Le Fonds d’investissement des pensions du gouvernement (GPIF) a la possibilité d’acheter jusqu’à 12,3 billions de yens (76 milliards de dollars) d’obligations d’État supplémentaires sans modifier la répartition de ses actifs, selon la Société Générale, ce qui pourrait soutenir le marché de la dette.
Cette projection part du principe que l’un des plus importants fonds de pension au monde augmentera progressivement ses investissements en obligations domestiques jusqu’à la limite supérieure de sa fourchette d’allocation actuelle, portant ainsi leur pondération de 26,9 % à 31 % en mars, ont indiqué des stratèges, dont Stephen Spratt, dans une note. Reuters a rapporté lundi que le Japon n’envisage pas de modifier la répartition du portefeuille de référence du GPIF, mais étudie des moyens d’encourager davantage d’investissements domestiques dans le cadre existant.
Cette estimation fait suite à l’appel lancé la semaine dernière par la ministre des Finances, Satsuki Katayama, aux principaux fonds de pension japonais, dont le GPIF, afin qu’ils investissent davantage dans les actifs nationaux. Ses propos ont alimenté les spéculations selon lesquelles le gouvernement chercherait à orienter davantage de capitaux institutionnels vers le marché obligataire japonais et à soutenir le yen, même s’il est généralement admis qu’une modification à court terme de la stratégie d’allocation d’actifs du GPIF reste improbable.
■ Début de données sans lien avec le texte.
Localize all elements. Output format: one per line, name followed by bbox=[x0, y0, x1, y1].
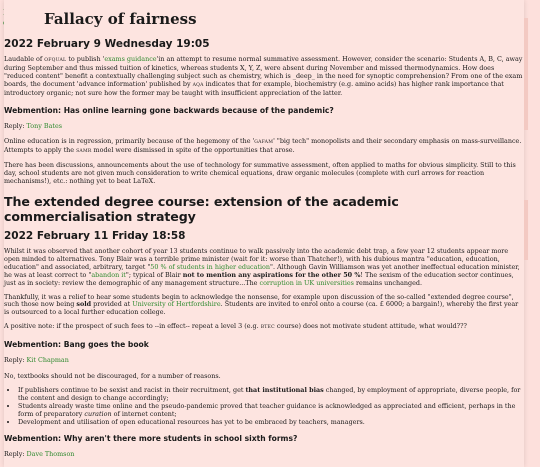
corruption-link[interactable]: corruption in UK universities bbox=[259, 278, 354, 287]
reply-author-link[interactable]: Dave Thomson bbox=[26, 450, 75, 459]
reply-line: Reply: Tony Bates bbox=[4, 121, 63, 130]
university-link[interactable]: University of Hertfordshire bbox=[132, 300, 221, 309]
post-date: 2022 February 9 Wednesday 19:05 bbox=[4, 38, 210, 50]
list-item: • Students already waste time online and the pseudo-pandemic proved that teacher guidance is acknowledged as appreciated and efficient, perhaps in the form of preparatory curation of internet content; bbox=[18, 403, 524, 419]
webmention-heading: Webmention: Bang goes the book bbox=[4, 340, 149, 350]
post-paragraph: A positive note: if the prospect of such fees to --in effect-- repeat a level 3 (e.g. BTEC course) does not motivate student attitude, what would??? bbox=[4, 322, 467, 331]
post-date: 2022 February 11 Friday 18:58 bbox=[4, 229, 186, 242]
scroll-accent bbox=[524, 18, 528, 130]
page-content bbox=[4, 0, 524, 467]
list-item: • Development and utilisation of open educational resources has yet to be embraced by teachers, managers. bbox=[18, 419, 524, 427]
scroll-accent bbox=[524, 200, 528, 260]
post-paragraph: No, textbooks should not be discouraged, for a number of reasons. bbox=[4, 372, 221, 381]
reply-line: Reply: Kit Chapman bbox=[4, 356, 69, 365]
post-paragraph: Laudable of OFQUAL to publish 'exams guidance'in an attempt to resume normal summative assessment. However, consider the scenario: Students A, B, C, away during September and thus missed tuition of kinetics, whereas students X, Y, Z, were absent during November and missed thermodynamics. How does "reduced content" benefit a contextually challenging subject such as chemistry, which is _deep_ in the need for synoptic comprehension? From one of the exam boards, the document 'advance information' published by AQA indicates that for example, biochemistry (e.g. amino acids) has higher rank importance that introductory organic; not sure how the former may be taught with insufficient appreciation of the latter. bbox=[4, 55, 523, 97]
webmention-heading: Webmention: Has online learning gone backwards because of the pandemic? bbox=[4, 105, 334, 115]
page-title: Fallacy of fairness bbox=[44, 10, 197, 28]
post-title: The extended degree course: extension of the academic commercialisation strategy bbox=[4, 193, 399, 224]
reply-author-link[interactable]: Kit Chapman bbox=[26, 356, 69, 365]
post-paragraph: Thankfully, it was a relief to hear some students begin to acknowledge the nonsense, for example upon discussion of the so-called "extended degree course", such those now being sold provided at University of Hertfordshire. Students are invited to enrol onto a course (ca. £ 6000; a bargain!), whereby the first year is outsourced to a local further education college. bbox=[4, 292, 519, 317]
reply-author-link[interactable]: Tony Bates bbox=[26, 121, 63, 130]
post-paragraph: There has been discussions, announcements about the use of technology for summative assessment, often applied to maths for obvious simplicity. Still to this day, school students are not given much consideration to write chemical equations, draw organic molecules (complete with curl arrows for reaction mechanisms!), etc.: nothing yet to beat LaTeX. bbox=[4, 161, 516, 186]
abandon-it-link[interactable]: abandon it bbox=[91, 270, 126, 279]
exams-guidance-link[interactable]: exams guidance bbox=[104, 55, 157, 63]
list-item: • If publishers continue to be sexist and racist in their recruitment, get that institutional bias changed, by employment of appropriate, diverse people, for the content and design to change accordingly; bbox=[18, 387, 524, 403]
webmention-heading: Webmention: Why aren't there more students in school sixth forms? bbox=[4, 434, 298, 444]
higher-education-link[interactable]: 50 % of students in higher education bbox=[150, 262, 271, 271]
bullet-list bbox=[4, 387, 524, 427]
post-paragraph: Whilst it was observed that another cohort of year 13 students continue to walk passively into the academic debt trap, a few year 12 students appear more open minded to alternatives. Tony Blair was a terrible prime minister (wait for it: worse than Thatcher!), with his dubious mantra "education, education, education" and associated, arbitrary, target "50 % of students in higher education". Although Gavin Williamson was yet another ineffectual education minister, he was at least correct to "abandon it"; typical of Blair not to mention any aspirations for the other 50 %! The sexism of the education sector continues, just as in society: review the demographic of any management structure...The corruption in UK universities remains unchanged. bbox=[4, 246, 520, 287]
post-paragraph: Online education is in regression, primarily because of the hegemony of the 'GAFAM' "big tech" monopolists and their secondary emphasis on mass-surveillance. Attempts to apply the SAMR model were dismissed in spite of the opportunities that arose. bbox=[4, 137, 522, 155]
reply-line: Reply: Dave Thomson bbox=[4, 450, 75, 459]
Le GPIF, d’une valeur de 1 800 milliards de dollars, maintient des allocations de référence de 25 % pour les obligations nationales, les actions nationales, les obligations étrangères et les actions étrangères, selon sa dernière révision de mars 2025. Les avoirs sont autorisés à s’écarter de ces objectifs jusqu’à 6 points de pourcentage pour la plupart des classes d’actifs et 5 points de pourcentage pour les obligations étrangères.